All this might be in the last 20%, beyond the good 80% we might well 
adopt.  But I did want to put it out there.

It is interesting to note that, given the restrictions on local fields 
in the “early” code, there is almost no way to tell if the field 
assignments (the permitted early assignments to blank fields) are 
actually committed to the object, or are just stashed into locals.

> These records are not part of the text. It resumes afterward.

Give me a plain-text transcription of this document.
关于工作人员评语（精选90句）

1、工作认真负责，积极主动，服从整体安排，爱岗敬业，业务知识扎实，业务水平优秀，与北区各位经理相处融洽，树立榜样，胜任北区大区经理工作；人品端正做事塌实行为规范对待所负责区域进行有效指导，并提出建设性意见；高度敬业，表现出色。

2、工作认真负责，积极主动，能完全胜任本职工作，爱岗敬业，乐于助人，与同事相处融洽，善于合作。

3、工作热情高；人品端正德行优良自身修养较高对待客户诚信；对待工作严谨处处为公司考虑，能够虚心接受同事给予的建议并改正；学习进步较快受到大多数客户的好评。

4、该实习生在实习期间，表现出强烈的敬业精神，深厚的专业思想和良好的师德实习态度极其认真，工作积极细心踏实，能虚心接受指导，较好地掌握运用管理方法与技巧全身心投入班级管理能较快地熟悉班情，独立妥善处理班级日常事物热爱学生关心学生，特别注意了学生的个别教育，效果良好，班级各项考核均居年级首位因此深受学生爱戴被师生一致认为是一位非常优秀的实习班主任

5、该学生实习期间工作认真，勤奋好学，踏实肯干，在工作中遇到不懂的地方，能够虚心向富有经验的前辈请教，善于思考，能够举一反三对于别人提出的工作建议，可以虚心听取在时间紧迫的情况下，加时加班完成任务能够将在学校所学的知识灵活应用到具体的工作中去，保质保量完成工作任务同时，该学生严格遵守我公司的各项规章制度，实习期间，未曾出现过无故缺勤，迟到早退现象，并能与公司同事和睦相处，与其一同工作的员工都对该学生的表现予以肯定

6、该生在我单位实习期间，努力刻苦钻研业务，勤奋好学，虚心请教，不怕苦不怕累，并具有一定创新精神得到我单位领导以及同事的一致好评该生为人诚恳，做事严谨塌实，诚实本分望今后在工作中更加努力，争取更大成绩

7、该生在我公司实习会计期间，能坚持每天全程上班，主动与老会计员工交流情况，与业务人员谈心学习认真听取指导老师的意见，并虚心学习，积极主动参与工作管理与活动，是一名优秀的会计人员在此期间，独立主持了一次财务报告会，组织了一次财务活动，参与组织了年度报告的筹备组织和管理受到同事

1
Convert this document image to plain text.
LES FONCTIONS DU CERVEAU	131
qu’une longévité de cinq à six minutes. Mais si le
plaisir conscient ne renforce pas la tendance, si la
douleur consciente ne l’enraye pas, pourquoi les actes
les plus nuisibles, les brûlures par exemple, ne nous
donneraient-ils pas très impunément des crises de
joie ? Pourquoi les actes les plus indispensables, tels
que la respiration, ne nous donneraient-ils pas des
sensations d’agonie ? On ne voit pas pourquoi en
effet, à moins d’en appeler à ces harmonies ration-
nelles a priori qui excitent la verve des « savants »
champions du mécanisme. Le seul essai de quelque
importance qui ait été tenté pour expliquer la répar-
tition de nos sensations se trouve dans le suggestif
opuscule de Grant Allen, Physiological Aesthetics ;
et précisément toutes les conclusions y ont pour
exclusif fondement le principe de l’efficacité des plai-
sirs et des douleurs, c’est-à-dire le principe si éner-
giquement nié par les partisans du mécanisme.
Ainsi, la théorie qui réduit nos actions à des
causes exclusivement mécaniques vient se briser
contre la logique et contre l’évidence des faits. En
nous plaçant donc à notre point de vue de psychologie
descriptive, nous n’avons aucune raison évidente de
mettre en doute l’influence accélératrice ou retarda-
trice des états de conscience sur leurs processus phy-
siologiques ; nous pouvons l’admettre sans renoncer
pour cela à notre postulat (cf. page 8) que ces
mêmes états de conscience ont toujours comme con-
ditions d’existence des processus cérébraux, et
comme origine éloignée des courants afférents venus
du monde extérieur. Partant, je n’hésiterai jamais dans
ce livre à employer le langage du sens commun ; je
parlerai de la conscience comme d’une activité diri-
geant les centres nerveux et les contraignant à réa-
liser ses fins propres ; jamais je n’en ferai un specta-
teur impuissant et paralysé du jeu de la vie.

The only way you can tell if a field is actually committed is for an 
unusual things to happen.  The super-init method has to turn around and 
access that field, either directly (via a cast), or (more likely) via an 
instance method with an override in the subclass (which makes a secret 
cast during virtual dispatch).  This is rare but non-unheard-of, and 
uplevel links of inner classes are sometimes used this way, by 
super-init calls to virtuals.  I think it would be good (if possible) to 
give this tool to source programmers, and not just to hardwired 
inner-class links.  One more point:  This use case could supported in 
either way:  Either eagerly write assigned field values at the 
assignment point, or stash them in locals, and commit them all just 
before the super-init call, which is where the possibility of observing 
the fields begins.

This leads me to one more observation:  Blank finals can be observed in 
their uninitialized state during a super-init call.  This is a hole in 
the otherwise strong fence around final variables, and it sometimes 
causes bad bugs.  It will make the fence around finals stronger if we 
allow them to be initialized before the super-init call.  That is, if 
users take the chance of initializing their blank finals before the 
super-init call, then there is a very strong proof that no such blank 
final will ever be observed in its uninitialized state.  To me that’s 
an indication that we should put this feature in the 80% rather than the 
20%.  The blank non-finals can come along for the ride also, maybe, or 
maybe they belong in the 20% remainder.  If that’s the case, some of 
my suggestions above (but not all) are still relevant.